高齢者の運転免許を取り上げるメリット・デメリット

 

高齢者から免許を取り上げることには、メリットとデメリットがあります。最大のメリットはなんといっても、高齢者による事故が減るという点ではないでしょうか。ペダルの踏み間違いによる人身事故をはじめ、ハンドルをうまく切ることができずに衝突する物損事故などは、運転するために必要な技能や迅速な判断力を持たない高齢者がハンドルを握らなくなることによって、幾分かは防止できそうですよね。

 

しかし、高齢者から免許を取り上げるということは、その高齢者がその後は運転できなくなるということでもあります。都市部なら、電車やバスなど公共の交通機関を利用すれば、少しだけ不便になっても、これまでと同じ生活ができるでしょう。しかし地方で暮らす高齢者は、車がなければどこにも行けないというケースは少なくありません。バス停や電車の駅まで行くにも車が必要と人もたくさんいるでしょう。その場合、運転できなくなることによって日常生活が立ち行かなく可能性がありますよね。

 

その負担は、高齢者の親を持つ子供へとのしかかってしまいます。移動する手段をなくした親が、単身で生活できなくなったために子供との同居を余儀なくされる世帯はあるでしょう。

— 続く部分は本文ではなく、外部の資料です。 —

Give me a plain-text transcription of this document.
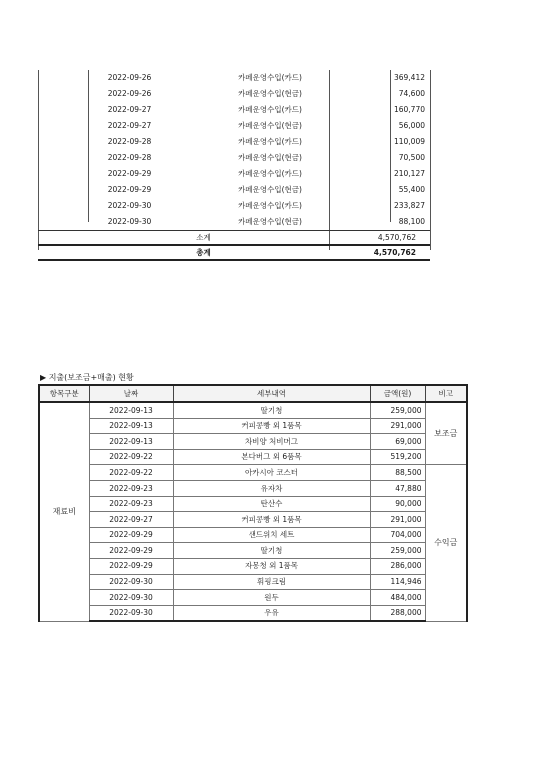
	2022-09-26	카페운영수입(카드)	369,412	
	2022-09-26	카페운영수입(현금)	74,600	
	2022-09-27	카페운영수입(카드)	160,770	
	2022-09-27	카페운영수입(현금)	56,000	
	2022-09-28	카페운영수입(카드)	110,009	
	2022-09-28	카페운영수입(현금)	70,500	
	2022-09-29	카페운영수입(카드)	210,127	
	2022-09-29	카페운영수입(현금)	55,400	
	2022-09-30	카페운영수입(카드)	233,827	
	2022-09-30	카페운영수입(현금)	88,100	
소계			4,570,762	
총계			4,570,762	
▶ 지출(보조금+매출) 현황
항목구분	날짜	세부내역	금액(원)	비고
재료비	2022-09-13	딸기청	259,000	보조금
	2022-09-13	커피콩빵 외 1품목	291,000	
	2022-09-13	차비양 처비머그	69,000	
	2022-09-22	본다버그 외 6품목	519,200	
	2022-09-22	아카시아 코스터	88,500	수익금
	2022-09-23	유자차	47,880	
	2022-09-23	탄산수	90,000	
	2022-09-27	커피콩빵 외 1품목	291,000	
	2022-09-29	샌드위치 세트	704,000	
	2022-09-29	딸기청	259,000	
	2022-09-29	자몽청 외 1품목	286,000	
	2022-09-30	휘핑크림	114,946	
	2022-09-30	원두	484,000	
	2022-09-30	우유	288,000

すでに自身の家庭やライフスタイルが確立されている子供にとっては、親との同居によって受ける精神的・体力的・経済的な負担が大きくなってしまいます。

 

また子供と同居をしても、子の世帯が共働きでは、平日に高齢者を送迎する人はいません。そのために、どちらかが仕事をやめて家庭に入るという苦渋の決断を迫られることも考えられますよね。

 

高齢者の運転免許を更新しにくくすることは、社会にとっては事故発生件数が減るというメリットがある反面、その後の高齢者の生活を社会がどのようにサポートするかという点とも密接な関係があります。この点に関しても、自治体が制度を整備することが求められていますね。